I was initially skeptical that a small blog like ours could get a significant number of leads from these different tactics.  And while a larger blog could achieve so many more leads for the same amount of work, the results haven’t been bad for us.  A lot of B2B companies value email signups at $5-$30 per lead, and we’re no different.  For a small blog like ours, we now see that a couple hours of work leads to recurring $100-1000 in new value per month.  Trying these leadbox tactics has been worthwhile, and I would recommend giving some of these ideas a whirl on your own blog for your own email marketing program.

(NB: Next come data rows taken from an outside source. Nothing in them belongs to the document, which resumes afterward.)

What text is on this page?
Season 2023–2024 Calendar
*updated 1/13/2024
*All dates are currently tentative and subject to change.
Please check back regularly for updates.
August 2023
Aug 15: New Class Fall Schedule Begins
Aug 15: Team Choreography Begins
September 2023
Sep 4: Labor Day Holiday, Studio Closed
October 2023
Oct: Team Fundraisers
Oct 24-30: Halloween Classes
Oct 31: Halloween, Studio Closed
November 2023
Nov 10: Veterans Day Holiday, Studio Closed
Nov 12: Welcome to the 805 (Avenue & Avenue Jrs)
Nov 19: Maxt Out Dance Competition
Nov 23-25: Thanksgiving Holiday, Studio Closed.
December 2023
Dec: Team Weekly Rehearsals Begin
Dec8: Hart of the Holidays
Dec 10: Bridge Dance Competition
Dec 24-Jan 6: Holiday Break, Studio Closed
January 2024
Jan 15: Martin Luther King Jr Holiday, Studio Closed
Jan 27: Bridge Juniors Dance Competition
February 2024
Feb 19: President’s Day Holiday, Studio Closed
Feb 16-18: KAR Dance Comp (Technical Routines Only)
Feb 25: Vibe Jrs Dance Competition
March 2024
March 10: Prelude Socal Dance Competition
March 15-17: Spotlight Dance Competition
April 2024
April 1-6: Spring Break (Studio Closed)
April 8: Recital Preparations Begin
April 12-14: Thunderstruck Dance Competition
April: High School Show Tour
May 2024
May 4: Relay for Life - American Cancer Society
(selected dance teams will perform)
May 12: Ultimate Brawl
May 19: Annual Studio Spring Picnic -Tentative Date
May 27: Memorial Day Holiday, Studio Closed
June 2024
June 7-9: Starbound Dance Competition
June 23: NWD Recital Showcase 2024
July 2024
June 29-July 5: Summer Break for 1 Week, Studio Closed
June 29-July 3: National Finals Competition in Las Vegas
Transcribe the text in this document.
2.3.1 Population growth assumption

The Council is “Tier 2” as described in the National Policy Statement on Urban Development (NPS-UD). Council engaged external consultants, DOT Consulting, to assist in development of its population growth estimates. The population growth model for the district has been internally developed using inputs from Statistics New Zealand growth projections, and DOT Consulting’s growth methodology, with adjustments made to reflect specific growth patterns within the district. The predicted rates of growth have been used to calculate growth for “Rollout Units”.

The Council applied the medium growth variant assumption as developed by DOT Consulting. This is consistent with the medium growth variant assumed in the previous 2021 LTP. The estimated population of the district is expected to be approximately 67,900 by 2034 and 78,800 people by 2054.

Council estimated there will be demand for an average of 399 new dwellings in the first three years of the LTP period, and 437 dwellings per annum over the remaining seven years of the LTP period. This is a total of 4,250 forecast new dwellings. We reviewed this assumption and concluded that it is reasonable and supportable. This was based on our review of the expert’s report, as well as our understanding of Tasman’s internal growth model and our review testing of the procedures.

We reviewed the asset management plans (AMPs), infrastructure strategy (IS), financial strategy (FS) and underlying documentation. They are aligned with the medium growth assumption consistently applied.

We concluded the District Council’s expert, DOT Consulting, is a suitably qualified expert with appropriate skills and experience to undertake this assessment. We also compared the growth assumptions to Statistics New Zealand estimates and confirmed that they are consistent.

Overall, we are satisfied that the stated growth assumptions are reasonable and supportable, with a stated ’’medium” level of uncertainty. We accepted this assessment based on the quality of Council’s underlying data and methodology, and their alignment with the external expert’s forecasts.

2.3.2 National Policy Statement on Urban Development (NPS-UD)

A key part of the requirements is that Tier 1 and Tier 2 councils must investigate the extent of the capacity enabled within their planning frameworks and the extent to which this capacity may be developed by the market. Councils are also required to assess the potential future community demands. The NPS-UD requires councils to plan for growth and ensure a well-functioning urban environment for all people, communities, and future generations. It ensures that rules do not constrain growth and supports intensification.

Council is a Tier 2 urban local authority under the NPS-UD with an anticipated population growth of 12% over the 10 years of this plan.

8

What leadboxes do you use on your site?

P.S. I’m writing a book on email marketing for data-driven marketers.  It’s basically a Moneyball for email marketing.  If you want a free copy when it comes out, sign up here:

  1. Sam says:

    Thanks for the tips Elizabeth. Just put on SumoMe yesterday on our blog so we’re still to see if it’ll bring in anything. What I’ll say though after several months reading about tactics that work or AppSumo/Buffer is that they, well, seem to work just for those guys :D Which either means they have traffic enough to always have some return with their tactics or our visitors are very stingy with their emails. Your pick.

    Ps: That header leadbox is looking awesome

    • Elizabeth Yin says:

      Thanks for reading, Sam!

      Yeah, I think part of it is just plugging away at content marketing as a strategy. For us, we’re still relatively new to finding our voice in content marketing, and I think it takes time. We’ll see how this goes for us.